From wheelchairs to horseback
Championship highlights benefits of equestrian therapy
May 10, 1997
Web posted at: 11:43 p.m. EDT (0343 GMT)
From Correspondent Kevin Smith
BURBANK, California (CNN) -- Saddling up is more than horseplay for participants in the 10th annual California Network for Equestrian Therapy (CALNET) State Championships.
The event is a competition for disabled equestrians, some of whom are paralyzed.
The emotional and physical rewards of riding offers are such that there are now more than 700 equestrian therapy centers in seven states teaching riding to physically challenged people.
Because horseback riding gently moves the body in a manner similar to a human gait, therapists say it can improve flexibility, balance and strength.
Among the hopefuls in the competition in Burbank is Hope Hand of Pennsylvania, who has no feeling in her legs because of spina bifida.
But after taking up riding, she says, "I found that I did become very much stronger and was able to maintain my balance a lot better."
"I found that I did become very much stronger and was able to maintain my balance a lot better."
---- Hope Hand
Another contestant, David Grossman, has worked with the same trainer for six years to overcome his mental and physical limitations.

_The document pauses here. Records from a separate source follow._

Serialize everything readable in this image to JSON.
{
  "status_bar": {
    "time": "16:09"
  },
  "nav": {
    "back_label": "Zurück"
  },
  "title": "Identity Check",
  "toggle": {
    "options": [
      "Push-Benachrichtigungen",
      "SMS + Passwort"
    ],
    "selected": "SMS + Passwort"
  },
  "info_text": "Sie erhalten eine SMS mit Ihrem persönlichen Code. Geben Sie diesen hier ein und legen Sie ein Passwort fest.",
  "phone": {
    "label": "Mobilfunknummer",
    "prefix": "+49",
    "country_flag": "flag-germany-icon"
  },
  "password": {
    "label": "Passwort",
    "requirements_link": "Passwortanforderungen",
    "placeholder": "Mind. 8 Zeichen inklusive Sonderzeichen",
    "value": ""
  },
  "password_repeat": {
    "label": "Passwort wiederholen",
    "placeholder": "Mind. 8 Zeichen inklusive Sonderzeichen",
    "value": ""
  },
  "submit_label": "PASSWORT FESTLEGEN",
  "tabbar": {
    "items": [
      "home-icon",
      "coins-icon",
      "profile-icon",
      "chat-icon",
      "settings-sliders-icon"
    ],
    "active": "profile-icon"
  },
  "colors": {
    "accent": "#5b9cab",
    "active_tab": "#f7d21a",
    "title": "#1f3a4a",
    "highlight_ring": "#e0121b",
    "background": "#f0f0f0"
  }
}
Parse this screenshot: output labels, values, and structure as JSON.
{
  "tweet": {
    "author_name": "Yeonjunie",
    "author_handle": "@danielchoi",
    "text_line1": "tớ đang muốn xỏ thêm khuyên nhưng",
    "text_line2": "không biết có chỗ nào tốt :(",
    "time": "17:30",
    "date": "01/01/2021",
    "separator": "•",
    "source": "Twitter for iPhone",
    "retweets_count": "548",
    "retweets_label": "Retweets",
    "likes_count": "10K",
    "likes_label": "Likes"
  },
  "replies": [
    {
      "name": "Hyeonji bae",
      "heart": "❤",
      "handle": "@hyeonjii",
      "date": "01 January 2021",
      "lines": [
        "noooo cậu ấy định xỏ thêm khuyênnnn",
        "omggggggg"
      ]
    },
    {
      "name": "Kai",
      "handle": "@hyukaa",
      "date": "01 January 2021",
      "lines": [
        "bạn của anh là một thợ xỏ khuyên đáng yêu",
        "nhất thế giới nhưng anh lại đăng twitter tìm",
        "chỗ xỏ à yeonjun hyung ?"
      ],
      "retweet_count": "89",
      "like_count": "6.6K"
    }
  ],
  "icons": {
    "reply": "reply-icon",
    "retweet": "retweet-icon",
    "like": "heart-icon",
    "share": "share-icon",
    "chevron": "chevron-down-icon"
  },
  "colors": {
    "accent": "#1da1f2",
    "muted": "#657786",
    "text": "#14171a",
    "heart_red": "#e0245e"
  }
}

Riding also improves self-esteem
"David does not have an awful lot of short-term memory," says trainer Mardi Brendt. "We do an awful lot of repetition because everything has got to go through his long-term memory."
Riding can also improve self esteem. "It gives me an opportunity to compete on an equal footing with able-bodied people," says contestant Barbie Grassmyer.
Juba Wilson of Long Island, New York, is mentally retarded. He began riding four years ago at the urging of his special education teacher, now his trainer.
"I was told he wouldn't walk, he wouldn't talk," his mother, Rosetta Wilson, says. "And then I look at what he's done today, what he's doing... so we're very happy."
"I was told he wouldn't walk, he wouldn't talk... Look at what he's done today."
---- Rosetta Wilson,
Mother of Competitor
It's easy to think of horses as a cause of disabilities because of accidents like the one that paralyzed actor Christopher Reeve.
But the participants in this championship see horseback riding as a healthy and exciting experience. "It is a high-risk sport," says Hope Hand. "You have to know what your limitations are."